There is, however, a difference between asking: ‘Why, exactly, is that important?’ and simply taking a wrecking ball to all that has gone before. Put another way, the problem is not that Donald Trump espouses ignorant and ill-thought-through opinions (the system can contain and moderate that sort of thing). It is that he often seems to value trouble for its own sake.

After less than a month in office Trump has punched rhetorical holes in Nato, declared that a critical pillar of China policy is nothing but a bargaining chip (and then seemingly reversed himself in his first phone call with Xi Jinping), given Pakistan the (probably mistaken) impression that he is tilting away from India, sent mixed signals about nuclear proliferation in Asia and about American support for the United Nations, torn up a trade deal and given a lot of people the impression that he hopes the European Union will fall apart.

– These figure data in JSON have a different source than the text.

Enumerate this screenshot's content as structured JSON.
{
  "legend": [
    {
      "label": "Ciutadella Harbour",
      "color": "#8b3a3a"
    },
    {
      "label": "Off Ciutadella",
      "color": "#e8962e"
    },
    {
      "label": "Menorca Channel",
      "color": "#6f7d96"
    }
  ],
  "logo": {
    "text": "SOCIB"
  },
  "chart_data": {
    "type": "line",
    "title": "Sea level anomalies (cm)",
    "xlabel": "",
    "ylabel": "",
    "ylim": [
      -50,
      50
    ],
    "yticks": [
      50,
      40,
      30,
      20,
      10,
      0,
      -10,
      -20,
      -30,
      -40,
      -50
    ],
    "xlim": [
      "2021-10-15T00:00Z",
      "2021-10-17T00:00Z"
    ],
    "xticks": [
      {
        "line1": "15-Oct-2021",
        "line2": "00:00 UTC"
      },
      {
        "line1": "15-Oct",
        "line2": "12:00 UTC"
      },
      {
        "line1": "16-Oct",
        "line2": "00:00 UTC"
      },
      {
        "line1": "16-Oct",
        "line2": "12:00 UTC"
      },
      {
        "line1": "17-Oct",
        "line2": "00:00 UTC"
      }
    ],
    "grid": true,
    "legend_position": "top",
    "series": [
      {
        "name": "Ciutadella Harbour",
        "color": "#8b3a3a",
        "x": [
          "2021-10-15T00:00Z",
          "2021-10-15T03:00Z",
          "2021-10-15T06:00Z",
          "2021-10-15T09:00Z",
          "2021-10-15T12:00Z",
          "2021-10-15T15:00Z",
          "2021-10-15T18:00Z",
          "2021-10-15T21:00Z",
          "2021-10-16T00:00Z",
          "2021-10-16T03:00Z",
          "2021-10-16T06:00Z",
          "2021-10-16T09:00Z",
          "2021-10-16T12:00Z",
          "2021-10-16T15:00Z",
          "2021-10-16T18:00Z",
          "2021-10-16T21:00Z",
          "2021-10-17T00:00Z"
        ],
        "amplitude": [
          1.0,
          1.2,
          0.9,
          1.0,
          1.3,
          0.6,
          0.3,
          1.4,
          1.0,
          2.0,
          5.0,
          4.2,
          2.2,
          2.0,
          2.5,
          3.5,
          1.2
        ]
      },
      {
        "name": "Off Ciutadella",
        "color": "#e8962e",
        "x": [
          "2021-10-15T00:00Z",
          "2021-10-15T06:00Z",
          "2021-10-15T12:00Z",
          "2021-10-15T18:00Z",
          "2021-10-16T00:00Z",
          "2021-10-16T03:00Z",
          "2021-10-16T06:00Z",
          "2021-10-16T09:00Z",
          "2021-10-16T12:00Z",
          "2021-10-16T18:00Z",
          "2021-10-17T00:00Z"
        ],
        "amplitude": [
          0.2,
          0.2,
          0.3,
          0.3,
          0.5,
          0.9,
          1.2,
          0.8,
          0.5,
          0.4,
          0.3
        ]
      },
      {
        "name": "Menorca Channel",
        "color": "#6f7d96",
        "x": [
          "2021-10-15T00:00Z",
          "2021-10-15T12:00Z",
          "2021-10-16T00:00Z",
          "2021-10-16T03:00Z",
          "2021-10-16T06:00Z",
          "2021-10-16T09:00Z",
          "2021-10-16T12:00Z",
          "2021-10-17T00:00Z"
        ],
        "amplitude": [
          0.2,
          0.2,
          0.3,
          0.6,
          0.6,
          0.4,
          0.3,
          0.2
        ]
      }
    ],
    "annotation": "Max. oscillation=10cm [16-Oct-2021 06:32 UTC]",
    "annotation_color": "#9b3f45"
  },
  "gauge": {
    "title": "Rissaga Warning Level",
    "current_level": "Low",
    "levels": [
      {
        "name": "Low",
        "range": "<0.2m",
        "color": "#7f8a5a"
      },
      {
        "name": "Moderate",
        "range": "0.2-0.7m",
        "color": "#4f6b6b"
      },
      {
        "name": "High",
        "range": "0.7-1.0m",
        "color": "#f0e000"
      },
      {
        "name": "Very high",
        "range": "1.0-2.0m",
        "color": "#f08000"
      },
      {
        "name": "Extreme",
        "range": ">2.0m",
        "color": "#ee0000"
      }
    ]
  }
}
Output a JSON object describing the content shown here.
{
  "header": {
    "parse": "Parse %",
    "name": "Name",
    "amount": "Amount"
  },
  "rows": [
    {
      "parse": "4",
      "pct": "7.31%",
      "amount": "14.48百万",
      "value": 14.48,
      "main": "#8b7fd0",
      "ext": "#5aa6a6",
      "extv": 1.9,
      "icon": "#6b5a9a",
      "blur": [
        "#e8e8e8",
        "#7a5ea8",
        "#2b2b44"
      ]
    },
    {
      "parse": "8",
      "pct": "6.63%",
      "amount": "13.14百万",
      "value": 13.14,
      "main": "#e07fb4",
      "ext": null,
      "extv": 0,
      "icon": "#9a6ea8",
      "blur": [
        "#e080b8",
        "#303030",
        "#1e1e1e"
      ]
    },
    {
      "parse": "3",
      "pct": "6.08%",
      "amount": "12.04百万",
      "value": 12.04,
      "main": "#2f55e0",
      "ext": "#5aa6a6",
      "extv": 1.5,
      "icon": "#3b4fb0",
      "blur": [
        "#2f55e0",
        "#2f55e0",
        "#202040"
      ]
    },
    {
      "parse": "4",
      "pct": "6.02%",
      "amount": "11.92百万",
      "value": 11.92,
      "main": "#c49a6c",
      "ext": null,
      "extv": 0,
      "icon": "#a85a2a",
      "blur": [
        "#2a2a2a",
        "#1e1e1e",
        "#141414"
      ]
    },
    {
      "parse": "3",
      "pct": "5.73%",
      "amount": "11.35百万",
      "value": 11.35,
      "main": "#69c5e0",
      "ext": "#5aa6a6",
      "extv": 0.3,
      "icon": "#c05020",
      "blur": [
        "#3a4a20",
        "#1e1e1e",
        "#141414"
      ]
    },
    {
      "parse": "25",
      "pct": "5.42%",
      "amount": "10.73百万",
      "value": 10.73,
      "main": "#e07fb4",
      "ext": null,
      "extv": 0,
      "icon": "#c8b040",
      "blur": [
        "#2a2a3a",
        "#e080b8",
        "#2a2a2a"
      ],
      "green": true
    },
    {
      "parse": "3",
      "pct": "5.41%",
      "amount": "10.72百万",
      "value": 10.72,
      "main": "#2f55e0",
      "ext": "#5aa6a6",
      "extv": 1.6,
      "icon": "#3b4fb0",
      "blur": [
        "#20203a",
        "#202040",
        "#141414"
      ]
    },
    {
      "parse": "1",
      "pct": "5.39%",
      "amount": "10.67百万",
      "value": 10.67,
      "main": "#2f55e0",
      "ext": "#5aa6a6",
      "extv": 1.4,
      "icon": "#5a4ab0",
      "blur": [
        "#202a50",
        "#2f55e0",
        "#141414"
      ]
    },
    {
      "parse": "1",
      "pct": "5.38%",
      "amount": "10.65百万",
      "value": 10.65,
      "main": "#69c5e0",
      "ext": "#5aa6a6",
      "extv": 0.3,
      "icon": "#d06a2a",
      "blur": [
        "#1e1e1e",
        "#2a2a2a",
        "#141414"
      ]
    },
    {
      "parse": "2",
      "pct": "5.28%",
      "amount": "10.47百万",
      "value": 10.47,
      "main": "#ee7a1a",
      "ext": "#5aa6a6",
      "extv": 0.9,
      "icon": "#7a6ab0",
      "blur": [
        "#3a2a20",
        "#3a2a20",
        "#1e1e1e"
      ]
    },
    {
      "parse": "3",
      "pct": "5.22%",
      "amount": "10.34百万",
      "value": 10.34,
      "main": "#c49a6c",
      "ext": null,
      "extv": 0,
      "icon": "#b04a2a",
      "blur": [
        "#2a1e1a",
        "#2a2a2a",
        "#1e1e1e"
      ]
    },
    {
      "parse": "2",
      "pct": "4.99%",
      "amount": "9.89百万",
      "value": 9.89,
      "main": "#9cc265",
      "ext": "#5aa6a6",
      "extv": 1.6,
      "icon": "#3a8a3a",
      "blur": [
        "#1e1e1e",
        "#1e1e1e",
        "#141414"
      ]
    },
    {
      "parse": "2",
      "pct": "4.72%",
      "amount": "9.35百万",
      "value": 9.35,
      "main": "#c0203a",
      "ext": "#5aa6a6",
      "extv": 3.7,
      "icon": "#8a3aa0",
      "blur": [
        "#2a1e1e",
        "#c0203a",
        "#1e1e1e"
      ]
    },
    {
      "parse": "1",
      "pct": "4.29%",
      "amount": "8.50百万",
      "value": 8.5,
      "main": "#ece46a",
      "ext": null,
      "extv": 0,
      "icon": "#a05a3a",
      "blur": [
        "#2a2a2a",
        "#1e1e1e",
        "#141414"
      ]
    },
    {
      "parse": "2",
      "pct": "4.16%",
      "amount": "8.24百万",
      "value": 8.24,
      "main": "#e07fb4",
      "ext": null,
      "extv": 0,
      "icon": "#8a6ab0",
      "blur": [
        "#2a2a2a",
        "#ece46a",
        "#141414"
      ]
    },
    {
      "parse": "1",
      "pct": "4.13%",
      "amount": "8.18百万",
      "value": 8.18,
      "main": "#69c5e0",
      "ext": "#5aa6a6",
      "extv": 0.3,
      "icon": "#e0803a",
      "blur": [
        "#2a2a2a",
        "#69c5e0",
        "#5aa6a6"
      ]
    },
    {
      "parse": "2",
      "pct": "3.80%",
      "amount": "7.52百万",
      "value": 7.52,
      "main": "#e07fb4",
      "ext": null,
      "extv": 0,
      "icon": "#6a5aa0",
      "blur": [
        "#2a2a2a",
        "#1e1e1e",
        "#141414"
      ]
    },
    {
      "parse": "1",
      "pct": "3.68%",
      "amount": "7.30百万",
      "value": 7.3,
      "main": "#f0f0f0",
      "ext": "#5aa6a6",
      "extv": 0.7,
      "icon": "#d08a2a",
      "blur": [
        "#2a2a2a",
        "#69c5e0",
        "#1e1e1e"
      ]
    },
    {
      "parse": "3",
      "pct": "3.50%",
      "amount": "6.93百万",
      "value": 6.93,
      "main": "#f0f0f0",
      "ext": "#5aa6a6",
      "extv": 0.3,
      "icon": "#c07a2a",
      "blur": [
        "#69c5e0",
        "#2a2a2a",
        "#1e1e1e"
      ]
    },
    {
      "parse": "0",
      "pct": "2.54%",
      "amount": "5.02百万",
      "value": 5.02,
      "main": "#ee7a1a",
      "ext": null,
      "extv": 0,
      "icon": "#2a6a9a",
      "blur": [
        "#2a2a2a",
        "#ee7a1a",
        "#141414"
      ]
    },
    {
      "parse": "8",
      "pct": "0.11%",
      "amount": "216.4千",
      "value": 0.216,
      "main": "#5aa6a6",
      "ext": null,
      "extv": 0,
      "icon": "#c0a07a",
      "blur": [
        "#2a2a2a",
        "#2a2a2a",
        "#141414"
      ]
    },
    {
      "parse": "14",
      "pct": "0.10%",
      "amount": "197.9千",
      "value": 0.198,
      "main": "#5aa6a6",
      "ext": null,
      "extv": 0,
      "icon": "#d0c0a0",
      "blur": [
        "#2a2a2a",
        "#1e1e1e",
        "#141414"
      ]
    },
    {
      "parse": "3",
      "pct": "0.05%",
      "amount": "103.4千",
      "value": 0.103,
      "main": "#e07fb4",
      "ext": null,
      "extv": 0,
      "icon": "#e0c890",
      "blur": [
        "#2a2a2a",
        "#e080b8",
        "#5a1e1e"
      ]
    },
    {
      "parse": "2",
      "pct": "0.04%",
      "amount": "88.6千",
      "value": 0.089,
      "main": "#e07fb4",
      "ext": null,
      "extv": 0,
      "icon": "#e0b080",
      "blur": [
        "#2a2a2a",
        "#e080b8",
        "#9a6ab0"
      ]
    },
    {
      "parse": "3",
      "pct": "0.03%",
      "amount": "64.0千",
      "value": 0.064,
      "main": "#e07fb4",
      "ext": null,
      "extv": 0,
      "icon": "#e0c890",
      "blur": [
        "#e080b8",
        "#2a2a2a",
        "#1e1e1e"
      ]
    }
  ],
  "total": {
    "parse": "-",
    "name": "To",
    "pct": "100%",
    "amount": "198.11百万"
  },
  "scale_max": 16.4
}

All of this is a long way from asking whether long-held policies need rethinking. Indeed, when watching Trump and the people around him it has been hard to avoid the sense that they enjoy the alarm they are causing both at home and abroad.

Nato offers an instructive example. Trump repeatedly called it “obsolete”, but then told a succession of European leaders and the alliance’s secretary-general that he strongly supports it. He doesn’t seem to understand why anyone would have a problem with this.

There are legitimate questions to be asked about the alliance’s structure and its long-term role. America has long been annoyed that only a handful of Nato’s 28 members honour their obligation to spend 2 per cent of GDP on defence.

But it is one thing to remind people of that and another to question whether the alliance needs to exist. Asking whether Nato is doing (or planning to do) the right things is useful. Musing aloud that you might not honour treaty commitments to allies unless they have “paid their bills” is not.

The idea has settled in that Trump may see the alliance as a bargaining chip to be used in some grand negotiation with Vladimir Putin’s Russia. That might or might not be true (with Trump, one never knows) but letting it sit out there is dangerous at a moment when Moscow’s threat to western countries is greater than it has been at any time since the end of the Cold War.

Even if one accepts Trump’s description of himself as a savvy dealmaker who makes outrageous opening gambits, keeps opponents guessing and, by doing so, invariably “wins”, that is a dangerous and self-defeating strategy. From Nato to the Middle East, and from the South China Sea to North America itself the currency of diplomacy is reliability. Right now Trump is not acting like a negotiating partner in whom any ally or adversary can have confidence.

Do Trump and the people around him understand that there is a difference between disruption and breaking stuff? It has been less than a month, so, perhaps, they still deserve the benefit of the doubt. But time is running out.

Gordon Robison, a longtime Middle East journalist and US political analyst, teaches political science at the University of Vermont.